Forex trading can be very profitable if you know how to build strategies and work with indicators correctly. However, sometimes, there are situations of overbought and oversold, when the price movement largely exceeds or, vice versa, lowers the usual threshold value. This phenomenon may be the result of many events of a political or socio-economic nature. Shortly after such an overbought or oversold condition, the price movement reverses direction.

The Importance of Technical Analysis in an Overbought and Oversold Situation

Professional Forex traders easily distinguish between such conditions with the help of special indicators that help them increase profits by pointing to convenient entry points into the deals. For overbought and oversold conditions, the two most popular indicators are used:

  • RSI (relative strength index) evaluates the sustainability of current price trends.
  • A stochastic oscillator allows comparing different periods to define the normality of deviation of the current price level.

Use MetaTrader 5 download to take advantage of these and numerous other indicators that will point you to normal and abnormal price movements.

Novice traders often learn technical analysis not before they start trading but in the process of doing so. Therefore, in an overbought or oversold situation, without predicting the imminent trend reversal, they can suffer serious losses. To prevent this from happening, it is important to be able to use the stop-loss order function.

How a Stop-loss Order Saves Your Assets

  • A stop-loss order is your reliable assistant when trading on Forex as it gives an order to close an open trading position if quotes start to move in a direction that is unfavorable for your assets.
  • In this case, even if you incur a loss, it will be insignificant.
  • In addition, you can set the size of this loss, which means that it will be within the limits of your expected losses.

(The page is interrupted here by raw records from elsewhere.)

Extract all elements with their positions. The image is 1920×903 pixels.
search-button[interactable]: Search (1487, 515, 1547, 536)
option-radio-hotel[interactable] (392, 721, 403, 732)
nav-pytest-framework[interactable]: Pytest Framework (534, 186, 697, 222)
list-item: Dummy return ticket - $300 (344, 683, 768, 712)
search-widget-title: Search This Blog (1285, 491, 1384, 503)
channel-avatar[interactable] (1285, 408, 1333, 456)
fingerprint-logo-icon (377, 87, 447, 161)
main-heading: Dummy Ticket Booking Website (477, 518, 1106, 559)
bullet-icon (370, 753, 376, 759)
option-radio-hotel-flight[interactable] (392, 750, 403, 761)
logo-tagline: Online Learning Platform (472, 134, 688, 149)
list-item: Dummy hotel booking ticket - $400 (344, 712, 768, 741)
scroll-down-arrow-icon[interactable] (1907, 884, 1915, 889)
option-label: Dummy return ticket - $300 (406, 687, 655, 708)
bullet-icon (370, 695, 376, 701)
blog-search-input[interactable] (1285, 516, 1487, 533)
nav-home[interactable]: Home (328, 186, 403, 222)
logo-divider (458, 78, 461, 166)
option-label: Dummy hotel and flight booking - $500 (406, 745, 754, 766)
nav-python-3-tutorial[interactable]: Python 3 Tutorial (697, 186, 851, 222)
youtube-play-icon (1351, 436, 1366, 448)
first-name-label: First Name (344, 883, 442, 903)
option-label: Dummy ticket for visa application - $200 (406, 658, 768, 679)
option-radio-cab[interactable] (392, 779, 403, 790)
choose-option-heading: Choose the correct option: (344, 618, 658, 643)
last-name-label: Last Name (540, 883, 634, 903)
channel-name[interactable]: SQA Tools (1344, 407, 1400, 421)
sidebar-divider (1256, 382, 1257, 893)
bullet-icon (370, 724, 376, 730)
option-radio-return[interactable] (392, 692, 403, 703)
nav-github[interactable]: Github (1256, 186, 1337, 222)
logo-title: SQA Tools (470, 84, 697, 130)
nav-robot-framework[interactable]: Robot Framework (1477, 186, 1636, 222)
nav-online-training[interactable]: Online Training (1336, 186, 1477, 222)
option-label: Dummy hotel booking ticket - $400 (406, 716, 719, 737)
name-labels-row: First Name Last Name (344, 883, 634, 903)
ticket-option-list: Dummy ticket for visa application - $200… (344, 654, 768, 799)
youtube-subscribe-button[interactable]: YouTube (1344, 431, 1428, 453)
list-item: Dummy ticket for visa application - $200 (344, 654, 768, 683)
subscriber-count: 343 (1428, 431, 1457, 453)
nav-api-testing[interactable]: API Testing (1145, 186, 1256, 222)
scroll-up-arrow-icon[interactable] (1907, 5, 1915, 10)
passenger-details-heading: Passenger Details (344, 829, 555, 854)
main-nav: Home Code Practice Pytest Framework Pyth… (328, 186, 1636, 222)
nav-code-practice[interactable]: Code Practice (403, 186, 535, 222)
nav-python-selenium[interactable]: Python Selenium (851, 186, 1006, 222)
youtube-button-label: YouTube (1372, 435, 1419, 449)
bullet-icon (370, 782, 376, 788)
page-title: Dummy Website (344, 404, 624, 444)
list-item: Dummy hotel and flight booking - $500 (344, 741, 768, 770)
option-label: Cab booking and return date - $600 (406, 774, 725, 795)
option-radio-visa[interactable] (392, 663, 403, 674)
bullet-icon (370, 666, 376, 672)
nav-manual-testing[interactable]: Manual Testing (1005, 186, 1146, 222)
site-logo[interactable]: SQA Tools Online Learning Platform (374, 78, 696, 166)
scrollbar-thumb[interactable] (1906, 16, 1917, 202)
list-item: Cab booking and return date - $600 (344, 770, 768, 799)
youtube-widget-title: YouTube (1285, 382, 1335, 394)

Weak Sides of Stop-loss orders

With a stop-loss order, you automatically close an unprofitable trading position. But in the Forex market, there are short-term fluctuations in exchange rates. And this means that soon, the price movement may go in a new direction beneficial for you. Since the trading position is already closed, you will not be able to make a potential profit. Therefore, the downside of insuring you against losses is lost profits.

So as not to be mistaken in situations of overbought and oversold and not to open a deal when the price movement is ready to turn in an unfavorable direction for you, study technical analysis. Proper work with indicators will help you increase profits and avoid serious losses. Until you master them, insure yourself with stop-loss orders and, feeling safe, move on!